Methods: A convenience sample of patients ages 65 and older presenting to a single-center academic ED were enrolled. Patients were asked screening questions and had their handgrip strength measured during their ED visit. Patients were given one point if they answered “yes” to “Are you taking six or more medications?” and two points for answering “yes” to “Have you had two or more falls in the past year?” to give a cumulative score from 0 to 3. Participants had monthly follow- ups, via postcard questionnaires, for six months after their ED visit. We performed sensitivity and specificity analyses, and used likelihood ratios and frequencies to assess the relationship between risk factors and falls, fall-related injury, and death.

Results: In this study, 247 participants were enrolled with 143 participants completing follow-up (58%).
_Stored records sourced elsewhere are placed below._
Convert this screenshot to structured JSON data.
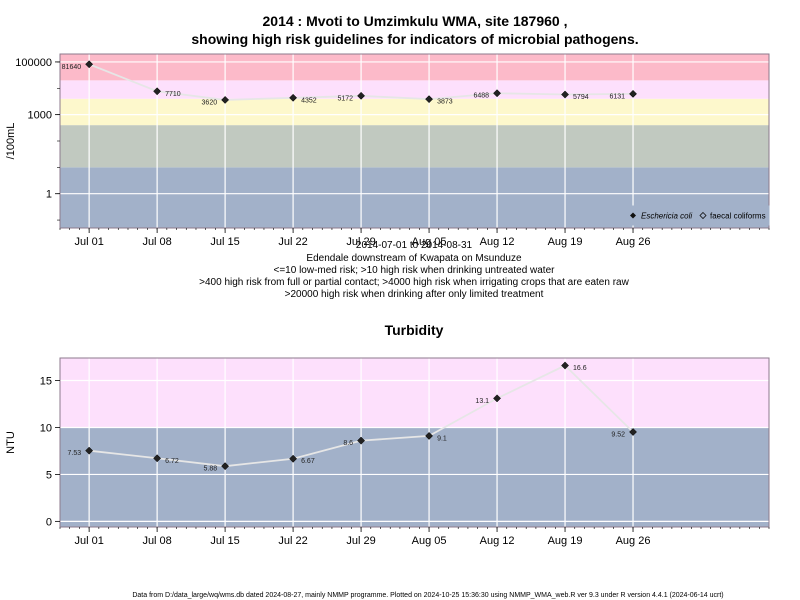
{
  "chart_data": [
    {
      "type": "line",
      "title_line1": "2014 : Mvoti to Umzimkulu WMA, site 187960 ,",
      "title_line2": "showing high risk guidelines for indicators of microbial pathogens.",
      "ylabel": "/100mL",
      "yscale": "log",
      "ylim": [
        0.05,
        200000
      ],
      "yticks": [
        {
          "v": 1,
          "label": "1"
        },
        {
          "v": 1000,
          "label": "1000"
        },
        {
          "v": 100000,
          "label": "100000"
        }
      ],
      "xlim": [
        "2014-06-28",
        "2014-09-09"
      ],
      "xticks": [
        {
          "date": "2014-07-01",
          "label": "Jul 01"
        },
        {
          "date": "2014-07-08",
          "label": "Jul 08"
        },
        {
          "date": "2014-07-15",
          "label": "Jul 15"
        },
        {
          "date": "2014-07-22",
          "label": "Jul 22"
        },
        {
          "date": "2014-07-29",
          "label": "Jul 29"
        },
        {
          "date": "2014-08-05",
          "label": "Aug 05"
        },
        {
          "date": "2014-08-12",
          "label": "Aug 12"
        },
        {
          "date": "2014-08-19",
          "label": "Aug 19"
        },
        {
          "date": "2014-08-26",
          "label": "Aug 26"
        }
      ],
      "bands": [
        {
          "from": 0.05,
          "to": 10,
          "color": "#a2b1c9"
        },
        {
          "from": 10,
          "to": 400,
          "color": "#c1c9c0"
        },
        {
          "from": 400,
          "to": 4000,
          "color": "#fdf8cc"
        },
        {
          "from": 4000,
          "to": 20000,
          "color": "#fde0fc"
        },
        {
          "from": 20000,
          "to": 200000,
          "color": "#fcbac9"
        }
      ],
      "series": [
        {
          "name": "Eschericia coli",
          "marker": "filled-diamond",
          "points": [
            {
              "date": "2014-07-01",
              "value": 81640,
              "label": "81640"
            },
            {
              "date": "2014-07-08",
              "value": 7710,
              "label": "7710"
            },
            {
              "date": "2014-07-15",
              "value": 3620,
              "label": "3620"
            },
            {
              "date": "2014-07-22",
              "value": 4352,
              "label": "4352"
            },
            {
              "date": "2014-07-29",
              "value": 5172,
              "label": "5172"
            },
            {
              "date": "2014-08-05",
              "value": 3873,
              "label": "3873"
            },
            {
              "date": "2014-08-12",
              "value": 6488,
              "label": "6488"
            },
            {
              "date": "2014-08-19",
              "value": 5794,
              "label": "5794"
            },
            {
              "date": "2014-08-26",
              "value": 6131,
              "label": "6131"
            }
          ]
        },
        {
          "name": "faecal coliforms",
          "marker": "open-diamond",
          "points": []
        }
      ],
      "legend_position": "bottom-right",
      "grid": true,
      "sub_lines": [
        "2014-07-01 to 2014-08-31",
        "Edendale downstream of Kwapata on Msunduze",
        "<=10 low-med risk; >10 high risk when drinking untreated water",
        ">400 high risk from full or partial contact; >4000 high risk when irrigating crops that are eaten raw",
        ">20000 high risk when drinking after only limited treatment"
      ]
    },
    {
      "type": "line",
      "title": "Turbidity",
      "ylabel": "NTU",
      "yscale": "linear",
      "ylim": [
        -0.6,
        17.4
      ],
      "yticks": [
        {
          "v": 0,
          "label": "0"
        },
        {
          "v": 5,
          "label": "5"
        },
        {
          "v": 10,
          "label": "10"
        },
        {
          "v": 15,
          "label": "15"
        }
      ],
      "xlim": [
        "2014-06-28",
        "2014-09-09"
      ],
      "xticks": [
        {
          "date": "2014-07-01",
          "label": "Jul 01"
        },
        {
          "date": "2014-07-08",
          "label": "Jul 08"
        },
        {
          "date": "2014-07-15",
          "label": "Jul 15"
        },
        {
          "date": "2014-07-22",
          "label": "Jul 22"
        },
        {
          "date": "2014-07-29",
          "label": "Jul 29"
        },
        {
          "date": "2014-08-05",
          "label": "Aug 05"
        },
        {
          "date": "2014-08-12",
          "label": "Aug 12"
        },
        {
          "date": "2014-08-19",
          "label": "Aug 19"
        },
        {
          "date": "2014-08-26",
          "label": "Aug 26"
        }
      ],
      "bands": [
        {
          "from": -0.6,
          "to": 10,
          "color": "#a2b1c9"
        },
        {
          "from": 10,
          "to": 17.4,
          "color": "#fde0fc"
        }
      ],
      "series": [
        {
          "marker": "filled-diamond",
          "points": [
            {
              "date": "2014-07-01",
              "value": 7.53,
              "label": "7.53"
            },
            {
              "date": "2014-07-08",
              "value": 6.72,
              "label": "6.72"
            },
            {
              "date": "2014-07-15",
              "value": 5.88,
              "label": "5.88"
            },
            {
              "date": "2014-07-22",
              "value": 6.67,
              "label": "6.67"
            },
            {
              "date": "2014-07-29",
              "value": 8.6,
              "label": "8.6"
            },
            {
              "date": "2014-08-05",
              "value": 9.1,
              "label": "9.1"
            },
            {
              "date": "2014-08-12",
              "value": 13.1,
              "label": "13.1"
            },
            {
              "date": "2014-08-19",
              "value": 16.6,
              "label": "16.6"
            },
            {
              "date": "2014-08-26",
              "value": 9.52,
              "label": "9.52"
            }
          ]
        }
      ],
      "grid": true
    }
  ],
  "footer": "Data from D:/data_large/wq/wms.db dated 2024-08-27, mainly NMMP programme. Plotted on 2024-10-25 15:36:30 using NMMP_WMA_web.R ver 9.3 under R version 4.4.1 (2024-06-14 ucrt)",
  "colors": {
    "line": "#e6e6e6",
    "marker": "#222222",
    "grid": "#ffffff",
    "frame": "#8c7a8c"
  }
}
During the six-month follow-up period, 34% of participants had at least one fall and 30 patients died (12.1%). Fall rates for individual Tiedemann scores were 14.3%, 33.3%, 60.0% and 72.2% for scores of 0,1, 2 and 3, respectively. Low handgrip strength was associated with a higher proportion of falls (46.3%), but had poor sensitivity (52.1%).

Conclusion: Handgrip strength was not sensitive in screening older adults for future falls. The Tiedemann rule differentiated older adults who were at high risk for future falls from low risk individuals, and can be considered by EDs wanting to screen older adults for future fall risk.